In April 2006, Dr. Bernice Slutsky joined the staff of ASTA as Vice President, Domestic and International Policy and quickly moved to target ASTA’s policy programs around the association’s recently updated strategic plan. With her extensive experience in negotiating international trade policy regarding agriculture sciences, Bernice quickly built upon the international program foundation developed by ASTA’s former President and CEO Dick Crowder. She also placed added emphasis on ASTA’s national leadership on domestic policy issues impacting the plant breeding, research, genetics, and plant sciences that is the heart of the American seed industry.
Bernice’s deep interest in plant genetics and breeding really started when she was completing her post doc work at Plant Genetic Systems in Belgium in the 1980’s.
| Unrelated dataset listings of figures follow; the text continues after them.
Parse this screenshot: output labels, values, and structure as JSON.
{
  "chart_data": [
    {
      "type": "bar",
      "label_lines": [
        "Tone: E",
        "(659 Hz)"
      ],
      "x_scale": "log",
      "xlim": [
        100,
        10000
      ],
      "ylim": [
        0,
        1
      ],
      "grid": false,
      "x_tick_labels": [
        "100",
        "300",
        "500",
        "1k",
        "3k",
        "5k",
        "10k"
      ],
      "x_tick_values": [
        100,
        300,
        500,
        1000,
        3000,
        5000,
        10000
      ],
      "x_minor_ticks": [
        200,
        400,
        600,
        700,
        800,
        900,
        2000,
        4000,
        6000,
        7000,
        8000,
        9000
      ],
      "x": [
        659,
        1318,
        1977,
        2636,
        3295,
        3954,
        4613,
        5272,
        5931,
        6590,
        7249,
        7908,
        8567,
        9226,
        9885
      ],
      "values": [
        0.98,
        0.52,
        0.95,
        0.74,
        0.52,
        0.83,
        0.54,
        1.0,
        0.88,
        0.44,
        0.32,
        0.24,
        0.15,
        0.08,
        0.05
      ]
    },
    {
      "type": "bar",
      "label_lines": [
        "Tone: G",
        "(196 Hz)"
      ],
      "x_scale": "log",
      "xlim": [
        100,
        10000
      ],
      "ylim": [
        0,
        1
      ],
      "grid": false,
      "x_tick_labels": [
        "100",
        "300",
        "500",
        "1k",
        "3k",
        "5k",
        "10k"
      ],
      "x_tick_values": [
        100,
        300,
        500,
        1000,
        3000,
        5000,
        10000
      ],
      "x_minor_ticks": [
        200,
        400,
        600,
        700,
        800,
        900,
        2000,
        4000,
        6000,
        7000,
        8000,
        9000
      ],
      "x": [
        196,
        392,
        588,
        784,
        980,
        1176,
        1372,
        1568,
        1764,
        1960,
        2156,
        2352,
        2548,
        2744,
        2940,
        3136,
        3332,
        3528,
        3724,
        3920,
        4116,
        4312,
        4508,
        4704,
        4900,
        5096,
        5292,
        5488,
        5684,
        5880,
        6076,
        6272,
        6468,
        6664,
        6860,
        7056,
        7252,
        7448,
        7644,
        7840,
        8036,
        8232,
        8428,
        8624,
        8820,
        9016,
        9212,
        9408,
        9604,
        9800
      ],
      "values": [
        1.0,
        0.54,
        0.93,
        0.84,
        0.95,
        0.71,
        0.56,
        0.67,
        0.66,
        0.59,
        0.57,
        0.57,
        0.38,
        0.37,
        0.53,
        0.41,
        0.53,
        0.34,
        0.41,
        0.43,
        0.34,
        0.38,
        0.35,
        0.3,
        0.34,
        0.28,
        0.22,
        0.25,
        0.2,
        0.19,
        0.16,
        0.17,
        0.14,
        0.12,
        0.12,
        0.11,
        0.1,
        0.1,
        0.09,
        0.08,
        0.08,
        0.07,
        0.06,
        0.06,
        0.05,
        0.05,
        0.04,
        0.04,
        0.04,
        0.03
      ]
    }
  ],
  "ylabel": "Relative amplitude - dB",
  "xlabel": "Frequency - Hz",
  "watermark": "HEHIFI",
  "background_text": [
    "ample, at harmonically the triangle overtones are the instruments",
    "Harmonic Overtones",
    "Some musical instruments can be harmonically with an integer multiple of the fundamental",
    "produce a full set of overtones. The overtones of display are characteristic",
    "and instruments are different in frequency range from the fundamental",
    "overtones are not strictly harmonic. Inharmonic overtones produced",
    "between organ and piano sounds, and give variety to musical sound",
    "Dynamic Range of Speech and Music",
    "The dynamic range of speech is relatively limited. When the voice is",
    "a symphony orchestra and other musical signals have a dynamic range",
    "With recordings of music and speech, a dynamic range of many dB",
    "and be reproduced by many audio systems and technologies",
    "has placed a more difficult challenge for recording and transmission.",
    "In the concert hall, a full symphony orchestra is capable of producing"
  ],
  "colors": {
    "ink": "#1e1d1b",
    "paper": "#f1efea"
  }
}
Following her time at PGS and Michigan State University, Bernice relocated to Washington D.C. and began her career driving policy around biotechnology, both pharmaceutical and agricultural.
Prior to joining ASTA, Bernice served as Senior Advisor for Biotechnology in USDA’s Office of the Secretary, for Secretaries Ann Veneman and Mike Johanns, coordinating USDA policies and activities in agricultural biotechnology. Before that role, she served as Assistant Vice President, International Regulatory Affairs at the Pharmaceutical Research and Manufacturers (PhRMA) and preceding that as Biotechnology Coordinator of International Trade Policy at the USDA Foreign Agriculture Service. Bernice earned her doctoral degree in biology from the University of Iowa.
The coordination and focus that Bernice brought to the association enhanced ASTA’s strong leadership role in furthering policy around emerging and evolving plant breeding innovation; intellectual property rights policies regarding plant genetic resources; and international trade and policy. This enabled ASTA to continue to build on its strong reputation with Capitol Hill and the relevant departments and agencies across the Administration.
The American Seed Trade Association is stronger because of Bernice’s commitment and dedication over the past 15 years.